La unión conyugal une todo en un acuerdo íntimo; las
almas más estrechamente que los cuerpos.
El matrimonio contraído por dos almas que se dan una a la otra
teniendo como perspectiva la eventualidad de una separación,
es un mentís insolente dado a las más nobles aspiraciones
que el corazón humano aporta en este acto solemne; es la contradicción
llevada a lo más íntimo de dos corazones que se unen.
Decir contradicción no es bastante; los pretendidos derechos
del corazón a no ser irrevocablemente encadenado, no es otra
cosa y no se pueden llamar de otra manera que cobardes necesidades
del egoísmo.
Admitir en el contrato matrimonial que se pueda quebrar el vínculo,
no es sólo contrario a la naturaleza de la sociedad conyugal,
contrario a la naturaleza humana, sino también y sobre todo,
contrario al fin mismo del matrimonio, de la sociedad humana.
¿Qué sucederá, en efecto, con los hijos, esos
seres divididos, más tristes que los huérfanos, que
sacan del afecto por su madre el odio para con su padre, y que aprenden
de su padre a maldecir a su madre? ¿Puede concebirse un contrato
de matrimonio que admita la perspectiva de una semejante disociación
de la familia y que haga pesar sobre los hijos la amenaza de una existencia
herida para siempre en sus más profundos afectos?
La unión querida, consentida, de dos seres humanos dotados
de inteligencia y de voluntad para un fin como el matrimonio, que
consiste en un don mutuo con el deseo de constituir una familia, no
puede ser provisorio.
Iluminados sobre la gravedad del contrato matrimonial por las luces
de la razón, ¿cómo extrañarse que Nuestro
Señor haya hecho de ese mismo consentimiento un signo sagrado,
fuente abundante de gracias, un verdadero sacramento, cuyos ministros
son los mismos cónyuges?
Por su gracia, por su virtud todopoderosa, Nuestro Señor da
a ese acto solemne la nobleza, la elevación que tuvo al origen.

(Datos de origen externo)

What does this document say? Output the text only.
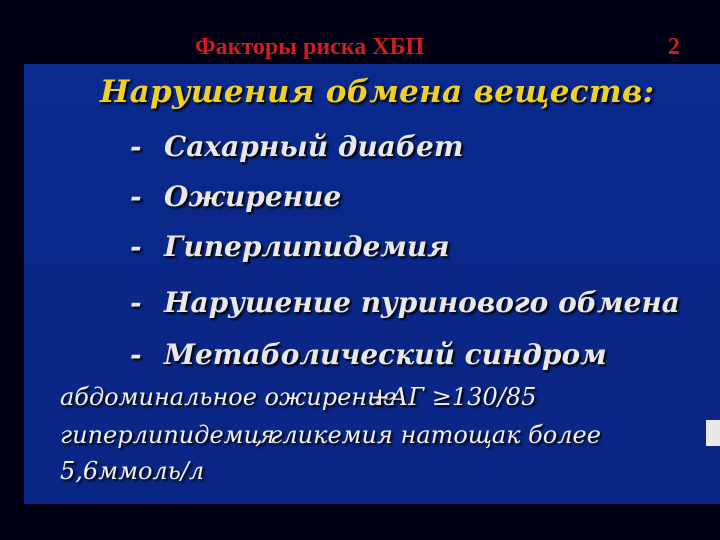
Факторы риска ХБП	2
Нарушения обмена веществ:
- Сахарный диабет
- Ожирение
- Гиперлипидемия
- Нарушение пуринового обмена
- Метаболический синдром
абдоминальное ожирение
+АГ ≥130/85
гиперлипидемия
, гликемия натощак более
5,6ммоль/л
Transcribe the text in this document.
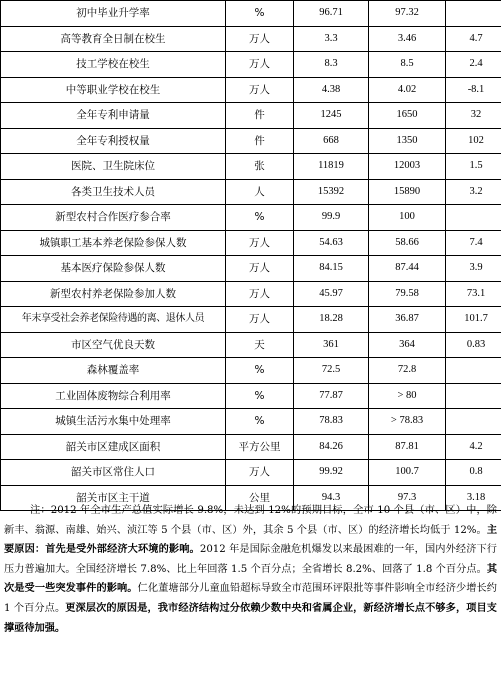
初中毕业升学率	%	96.71	97.32	
高等教育全日制在校生	万人	3.3	3.46	4.7
技工学校在校生	万人	8.3	8.5	2.4
中等职业学校在校生	万人	4.38	4.02	-8.1
全年专利申请量	件	1245	1650	32
全年专利授权量	件	668	1350	102
医院、卫生院床位	张	11819	12003	1.5
各类卫生技术人员	人	15392	15890	3.2
新型农村合作医疗参合率	%	99.9	100	
城镇职工基本养老保险参保人数	万人	54.63	58.66	7.4
基本医疗保险参保人数	万人	84.15	87.44	3.9
新型农村养老保险参加人数	万人	45.97	79.58	73.1
年末享受社会养老保险待遇的离、退休人员	万人	18.28	36.87	101.7
市区空气优良天数	天	361	364	0.83
森林覆盖率	%	72.5	72.8	
工业固体废物综合利用率	%	77.87	> 80	
城镇生活污水集中处理率	%	78.83	> 78.83	
韶关市区建成区面积	平方公里	84.26	87.81	4.2
韶关市区常住人口	万人	99.92	100.7	0.8
韶关市区主干道	公里	94.3	97.3	3.18

注：2012 年全市生产总值实际增长 9.8%，未达到 12%的预期目标，全市 10 个县（市、区）中，除新丰、翁源、南雄、始兴、浈江等 5 个县（市、区）外，其余 5 个县（市、区）的经济增长均低于 12%。主要原因：首先是受外部经济大环境的影响。2012 年是国际金融危机爆发以来最困难的一年，国内外经济下行压力普遍加大。全国经济增长 7.8%、比上年回落 1.5 个百分点；全省增长 8.2%、回落了 1.8 个百分点。其次是受一些突发事件的影响。仁化董塘部分儿童血铅超标导致全市范围环评限批等事件影响全市经济少增长约 1 个百分点。更深层次的原因是，我市经济结构过分依赖少数中央和省属企业，新经济增长点不够多，项目支撑亟待加强。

Cuando Nuestro Señor dio su verdadera perfección al
matrimonio, cuando le confió una gracia particular, renovó
el fundamento de la sociedad. De corrupta, de disuelta que era, la
elevó y la purificó.
«Lo que Dios ha unido—proclama Nuestro Señor—no
lo separe el hombre». «Todo hombre que repudia a su mujer
y se casa con otra, comete adulterio; y el que se casa con una repudiada,
comete adulterio». Estas palabras no dejan ninguna duda sobre
la estabilidad necesaria del matrimonio.
La Santa Iglesia siempre ha sido fiel a estas afirmaciones de Nuestro
Señor, y su fe nunca ha cambiado, incluso al precio de los
cismas más graves.
El Concilio de Trento afirma: «Si alguno dijese que, por causa
de herejía o por cohabitación molesta o por culpable
ausencia del cónyuge, el vínculo del matrimonio puede
disolverse, sea anatema».
Y todavía: «Si alguno dijese que la Iglesia yerra cuando
enseñó y cuando enseña que, conforme a la doctrina
evangélica y apostólica, no se puede desatar el vínculo
del matrimonio por razón del adulterio de uno de los cónyuges;
y que ninguno de los dos, ni siquiera el inocente, que no dio causa
para el adulterio, puede contraer nuevo matrimonio mientras viva el
otro cónyuge, y que adultera lo mismo el que después
de repudiar a la adúltera se casa con otra, como la que después
de repudiar al adúltero se casa con otro, sea anatema».
¡Cuánto debemos agradecer a la Iglesia por mantener por
su doctrina una muralla infranqueable a los asaltos de aquellos que
quieren arruinar la familia y la sociedad! Única guardiana
de la verdad, ha conservado a los hogares una base inquebrantable.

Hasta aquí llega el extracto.